The Vatican’s Anima Mundi Ethnological Museum holds thousands of Indigenous artifacts that were taken from communities across Canada by Catholic missionaries a century ago. Indigenous Peoples have long called for the artifacts to be repatriated, and in 2022, Pope Francis pledged to finally return them to Canada.
But following his death in April and the election of Pope Leo XIV, Indigenous leaders now worry Pope Francis’s promise may die with him.
“It could just be swept under the rug,” said Gloria Bell, a Canadian art historian, author and assistant professor at McGill University, who has Metis ancestry. “These belongings were stolen from Indigenous communities.”
In 1924, Pope Pius XI called on Catholic missionaries around the world to collect Indigenous artifacts and bring them to the Vatican. The following year, the artifacts were put on display as part of the Vatican’s Missionary Exhibition, a landmark event that promoted residential schools and the Church’s missions across the globe, which attracted around one million pilgrims and visitors.

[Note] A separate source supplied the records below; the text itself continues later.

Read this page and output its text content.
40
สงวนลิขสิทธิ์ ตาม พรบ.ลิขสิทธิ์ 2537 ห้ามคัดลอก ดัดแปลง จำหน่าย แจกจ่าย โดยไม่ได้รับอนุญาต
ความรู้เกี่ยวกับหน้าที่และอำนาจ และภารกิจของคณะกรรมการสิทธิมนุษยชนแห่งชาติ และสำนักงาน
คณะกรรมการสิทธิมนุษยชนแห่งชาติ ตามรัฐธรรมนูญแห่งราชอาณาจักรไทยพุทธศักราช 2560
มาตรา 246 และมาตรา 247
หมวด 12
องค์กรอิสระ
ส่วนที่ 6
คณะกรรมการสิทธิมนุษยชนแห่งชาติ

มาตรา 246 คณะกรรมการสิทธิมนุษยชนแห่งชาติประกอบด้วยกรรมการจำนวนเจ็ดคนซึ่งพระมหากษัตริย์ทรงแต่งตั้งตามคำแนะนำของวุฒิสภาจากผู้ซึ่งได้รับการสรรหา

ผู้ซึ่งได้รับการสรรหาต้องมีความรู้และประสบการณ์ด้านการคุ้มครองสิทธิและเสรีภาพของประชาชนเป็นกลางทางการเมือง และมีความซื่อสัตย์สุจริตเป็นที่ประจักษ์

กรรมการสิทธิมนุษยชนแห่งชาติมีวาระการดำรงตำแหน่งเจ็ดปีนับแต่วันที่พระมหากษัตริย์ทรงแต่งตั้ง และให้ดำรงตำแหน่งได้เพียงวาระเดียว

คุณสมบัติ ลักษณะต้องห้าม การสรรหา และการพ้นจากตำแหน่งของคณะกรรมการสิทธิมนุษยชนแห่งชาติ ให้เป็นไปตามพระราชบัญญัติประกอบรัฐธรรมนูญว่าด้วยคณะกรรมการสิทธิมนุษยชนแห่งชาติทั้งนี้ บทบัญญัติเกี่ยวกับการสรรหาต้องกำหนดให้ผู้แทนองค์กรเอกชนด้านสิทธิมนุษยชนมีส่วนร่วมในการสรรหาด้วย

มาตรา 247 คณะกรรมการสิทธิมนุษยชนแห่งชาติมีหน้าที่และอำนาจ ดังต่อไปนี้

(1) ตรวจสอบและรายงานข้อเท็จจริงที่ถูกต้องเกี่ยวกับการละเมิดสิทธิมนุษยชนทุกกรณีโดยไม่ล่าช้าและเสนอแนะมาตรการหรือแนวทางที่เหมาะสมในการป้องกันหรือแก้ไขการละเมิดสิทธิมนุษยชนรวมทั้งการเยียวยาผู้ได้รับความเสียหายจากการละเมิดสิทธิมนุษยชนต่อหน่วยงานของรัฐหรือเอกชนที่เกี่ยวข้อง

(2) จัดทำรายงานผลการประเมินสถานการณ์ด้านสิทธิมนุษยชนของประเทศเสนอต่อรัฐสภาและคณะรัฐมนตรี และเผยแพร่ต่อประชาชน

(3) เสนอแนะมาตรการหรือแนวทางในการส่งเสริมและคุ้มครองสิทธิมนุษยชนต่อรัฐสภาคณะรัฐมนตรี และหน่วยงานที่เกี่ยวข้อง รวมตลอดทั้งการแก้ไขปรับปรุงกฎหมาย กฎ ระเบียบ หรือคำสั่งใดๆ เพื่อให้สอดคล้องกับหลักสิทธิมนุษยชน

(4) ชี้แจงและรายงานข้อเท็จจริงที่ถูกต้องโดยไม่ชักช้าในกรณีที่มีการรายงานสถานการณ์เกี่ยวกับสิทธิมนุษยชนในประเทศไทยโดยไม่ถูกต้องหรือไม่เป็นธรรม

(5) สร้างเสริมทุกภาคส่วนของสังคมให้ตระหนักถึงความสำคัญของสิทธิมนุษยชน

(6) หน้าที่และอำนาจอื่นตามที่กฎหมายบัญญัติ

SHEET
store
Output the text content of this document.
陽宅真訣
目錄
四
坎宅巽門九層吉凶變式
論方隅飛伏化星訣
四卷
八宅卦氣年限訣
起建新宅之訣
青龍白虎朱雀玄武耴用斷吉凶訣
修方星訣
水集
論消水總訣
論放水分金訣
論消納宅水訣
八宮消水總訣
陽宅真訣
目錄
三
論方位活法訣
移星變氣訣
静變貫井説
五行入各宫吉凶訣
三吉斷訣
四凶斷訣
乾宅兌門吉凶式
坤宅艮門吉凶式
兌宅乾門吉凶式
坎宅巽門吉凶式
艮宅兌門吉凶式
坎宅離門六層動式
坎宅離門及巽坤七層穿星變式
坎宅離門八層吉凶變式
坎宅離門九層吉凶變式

The artifacts have since become a permanent collection at the Vatican. Global News toured the Amina Munda exhibit with Bell, who was on a visit to Rome to deliver lectures and expand her research on the artifacts’ origins.
The wide range of rare and priceless artifacts include a seal skin kayak and a wampum belt. Most of the items are currently held in storage, but dozens are on display. The Vatican exhibit calls them “gifts.”